Many years ago in our first house, I hung a full-length mirror at the foot of the stairs leading up to the bedrooms. The walls were of plaster, and I wanted to keep the hole as small as possible, so I hung it on a sewing pin rather than a nail or screw. I tapped the pin gently into the plaster at a slightly upward angle, then looped the thick wire behind the mirror over it. I slowly lowered the heavy mirror until it stopped, but I still held on, testing the strength of the pin.
It seemed to be holding. I gradually let go of the mirror, my hands only inches away, ready to catch it. It still held. I stepped back and waited. It still held. Success! The pin worked.

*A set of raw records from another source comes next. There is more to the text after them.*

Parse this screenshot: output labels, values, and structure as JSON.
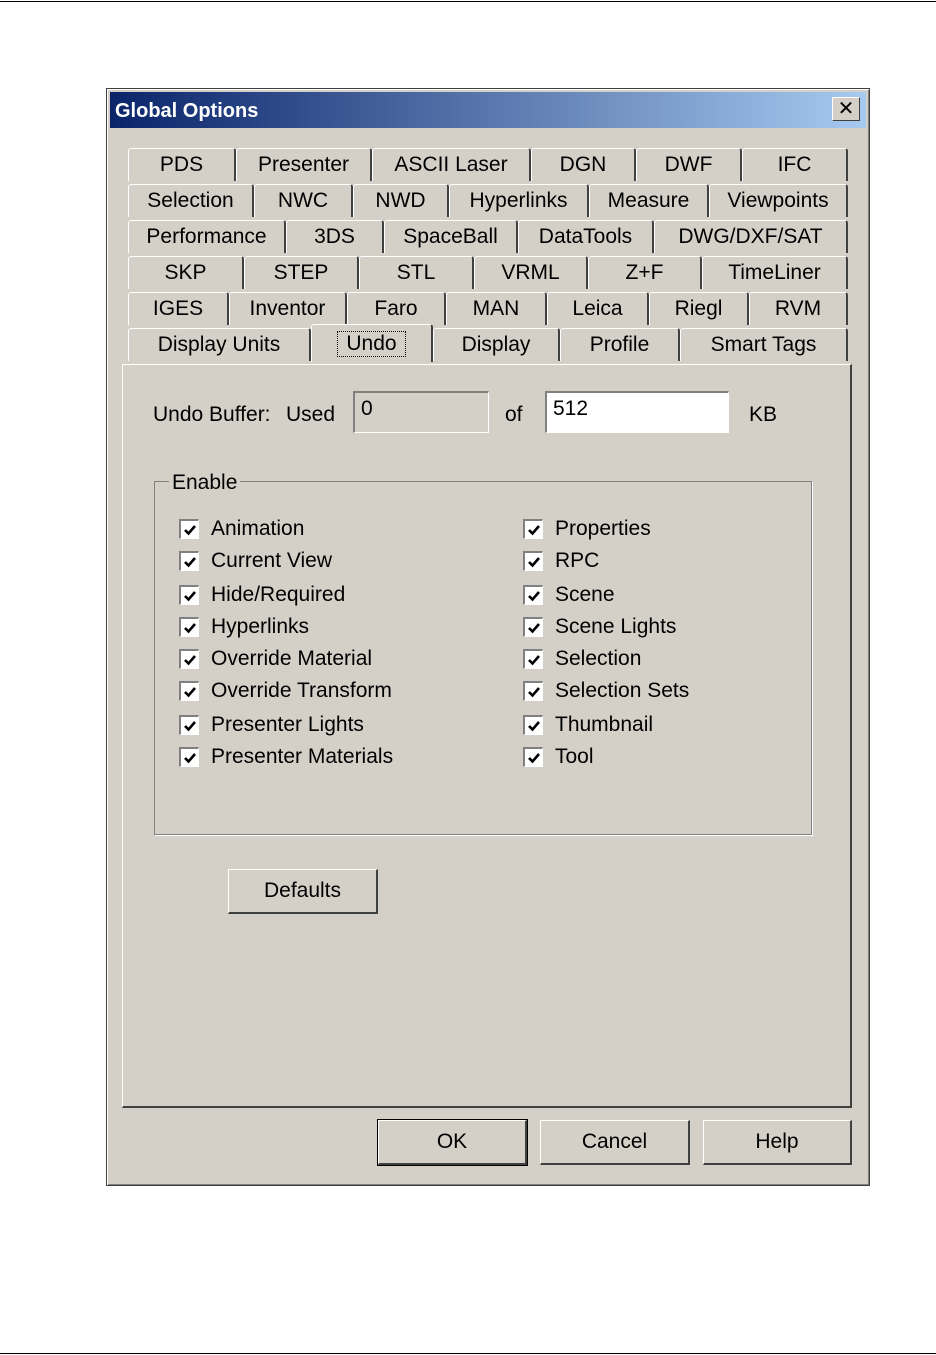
{
  "dialog": {
    "title": "Global Options",
    "close_symbol": "✕"
  },
  "tabs": {
    "row1": [
      "PDS",
      "Presenter",
      "ASCII Laser",
      "DGN",
      "DWF",
      "IFC"
    ],
    "row2": [
      "Selection",
      "NWC",
      "NWD",
      "Hyperlinks",
      "Measure",
      "Viewpoints"
    ],
    "row3": [
      "Performance",
      "3DS",
      "SpaceBall",
      "DataTools",
      "DWG/DXF/SAT"
    ],
    "row4": [
      "SKP",
      "STEP",
      "STL",
      "VRML",
      "Z+F",
      "TimeLiner"
    ],
    "row5": [
      "IGES",
      "Inventor",
      "Faro",
      "MAN",
      "Leica",
      "Riegl",
      "RVM"
    ],
    "row6": [
      "Display Units",
      "Undo",
      "Display",
      "Profile",
      "Smart Tags"
    ],
    "active": "Undo"
  },
  "undo": {
    "buffer_label": "Undo Buffer:",
    "used_label": "Used",
    "used_value": "0",
    "of_label": "of",
    "size_value": "512",
    "unit_label": "KB"
  },
  "enable": {
    "legend": "Enable",
    "left": [
      {
        "label": "Animation",
        "checked": true
      },
      {
        "label": "Current View",
        "checked": true
      },
      {
        "label": "Hide/Required",
        "checked": true
      },
      {
        "label": "Hyperlinks",
        "checked": true
      },
      {
        "label": "Override Material",
        "checked": true
      },
      {
        "label": "Override Transform",
        "checked": true
      },
      {
        "label": "Presenter Lights",
        "checked": true
      },
      {
        "label": "Presenter Materials",
        "checked": true
      }
    ],
    "right": [
      {
        "label": "Properties",
        "checked": true
      },
      {
        "label": "RPC",
        "checked": true
      },
      {
        "label": "Scene",
        "checked": true
      },
      {
        "label": "Scene Lights",
        "checked": true
      },
      {
        "label": "Selection",
        "checked": true
      },
      {
        "label": "Selection Sets",
        "checked": true
      },
      {
        "label": "Thumbnail",
        "checked": true
      },
      {
        "label": "Tool",
        "checked": true
      }
    ]
  },
  "buttons": {
    "defaults": "Defaults",
    "ok": "OK",
    "cancel": "Cancel",
    "help": "Help"
  },
  "colors": {
    "title_gradient_start": "#0a246a",
    "title_gradient_end": "#a6caf0",
    "face": "#d4d0c8"
  }
}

For about five years, all was fine, and I thought no more about it. Then, one day around four in the morning, my wife and I were wakened by a terrific crash coming from downstairs. We both sat bolt upright in bed. “What was that?” asked my wife, rhetorically she thought.
“Oh, drat! The mirror fell,” I replied. Even after all those years, I knew immediately what it was, without a moment’s doubt, never once thinking it could be a burglar, or the furnace, or a runaway car. I turned on the light and looked down the steps. Shattered glass was all over the landing. “I’ll clean it up later,” I told her, but she was already back asleep.
The possibility of the mirror falling was lurking in the back of my mind, just below the surface. I had not consciously thought of it in all those years, but it was there, waiting, ready to emerge, even from a sound sleep in the wee hours of the morning. That could not be healthy, and I never did anything like that again.
(The second time, I used a stronger nail, figuring I could spackle over a nail hole just as easily as a pin hole, if need be. I kid you not.)